An abstracted view of snow on a lake, in the curving sinewy shapes in contrast in a low sun.

A Walking Minute

 

Photo of flat shallow snow to the horizon, a groomed cross country ski trail on the right and a set of footprints leading up the the photographer's point of view on the left.

As I walk across Minneapolis’ lakes, my pace slowed* both by the resistance of snow and wind and by my fascination with every sight and sound, I think about scale a lot. There are drivers on the bridges above me, caged up in steel, bikers and wind surfers zipping past me, skiers who half nod at my also human shape when we pass each other.

I think about other people and about time: from the middle of Lake of the Isles, Google tells me it takes me 60 minutes to walk to City Hall, 35 minutes by the bus, 20 minutes to bike, 15 minutes to drive. Google maps (and our conversations) assume some equivalency in these, and implicitly, my walking is by comparison inefficient, less than, too much work or time or luxury or burden.

The sun shines intensely through a skyway, silhouetting and blurring two people heading to the right, one standing and one using a wheelchair. Behind the skyway, a skyscraper reflects back another in pixelated form. Behind that, a washed blue sky.

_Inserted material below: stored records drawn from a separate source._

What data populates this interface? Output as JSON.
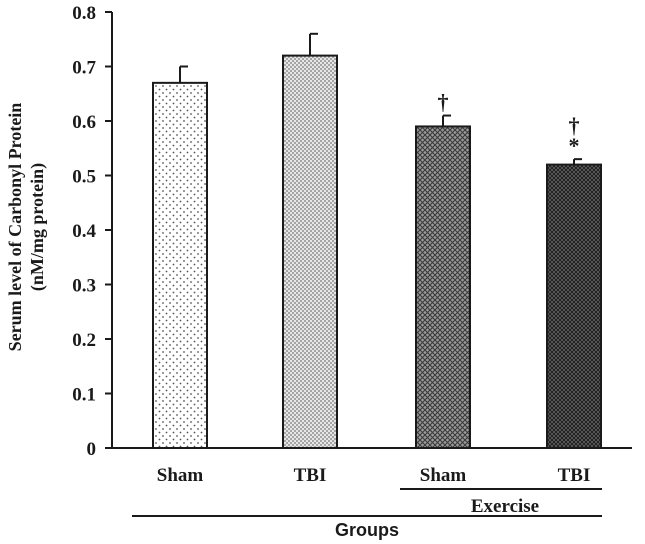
{
  "chart_data": {
    "type": "bar",
    "title": "",
    "ylabel_line1": "Serum level of Carbonyl Protein",
    "ylabel_line2": "(nM/mg protein)",
    "xlabel": "Groups",
    "subgroup_label": "Exercise",
    "ylim": [
      0,
      0.8
    ],
    "yticks": [
      0,
      0.1,
      0.2,
      0.3,
      0.4,
      0.5,
      0.6,
      0.7,
      0.8
    ],
    "ytick_labels": [
      "0",
      "0.1",
      "0.2",
      "0.3",
      "0.4",
      "0.5",
      "0.6",
      "0.7",
      "0.8"
    ],
    "categories": [
      "Sham",
      "TBI",
      "Sham",
      "TBI"
    ],
    "values": [
      0.67,
      0.72,
      0.59,
      0.52
    ],
    "errors": [
      0.03,
      0.04,
      0.02,
      0.01
    ],
    "patterns": [
      "sparse-dots",
      "dense-dots",
      "crosshatch",
      "dense-crosshatch"
    ],
    "annotations": [
      {
        "bar": 2,
        "text": "†"
      },
      {
        "bar": 3,
        "text": "†"
      },
      {
        "bar": 3,
        "text": "*"
      }
    ],
    "grid": false,
    "legend": "none"
  }
}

But a driving minute is a totally different unit of time than a walking minute. The experiences aren’t parallel. Walking isn’t driving slowed down. When I walk, I experience the world in a more vivid and fuller way. I am in motion with my city, in my posture, in my steps, in what I can take in with every sense and in what I give back in every sense.

Looking down at dark ice with thick cracks and tiny bubble visible beneath the surface.

To walk is to be of a place. It’s to see it, to hear it, to exist in it. It’s the difference between a book review and a book, being told a dream and dreaming it, reading a recipe and tasting the results.

A piece of milfoil trapped in ice sparkles in a photo taken up close, tiny streams of bubbles and sparkly faceted water surrounding and framing it against the black backdrop of the deep.

When I walk, everything is mine. Or, to be more accurate, when I walk, I am part of everything and satisfied with all that I am within that.

Looking down at the ice, a dusting of snow at the bottom of the photo. A clear portion of ice takes the form of a neuron or something else radial and branching, the entire thing bisected by a crack in the ice that does not break its surface

It’s the ice formations and the sewer covers and tiny mushrooms and spider webs. It’s the people I run into and the cadence of my body in motion. It’s the cleaner air and clearer views and the comfort in my own skin that comes from feeling my body and mind connect in a way that sitting doesn’t allow.

An abstracted view of snow on a lake, in the curving sinewy shapes in contrast in a low sun.

When I walk, there is nothing to park, nothing to pay. I am unencumbered, self-contained, open to possibility, connected, independent, enough. That’s what happens in the extra minutes it takes me from when I leave the door of my home and when I arrive at the meeting we’re both heading to. I can’t imagine a more efficient way to traverse the city.

Standing on the frozen channel between Bde Maka Ska and Isles, looking north to the island through the bridge under Lake of the Isles Parkway. The sky over the island and the trees glow with sunset, but the sky visible above the bridge is an early twilight blue, with trees reaching inward on both sides.

* In summer, I flit about at 3.5-4MPH, 2,000 steps per mile. In the winter, I’m going as slow as 2MPH with all my stopping, and it takes me 2,500 steps to lumber a mile.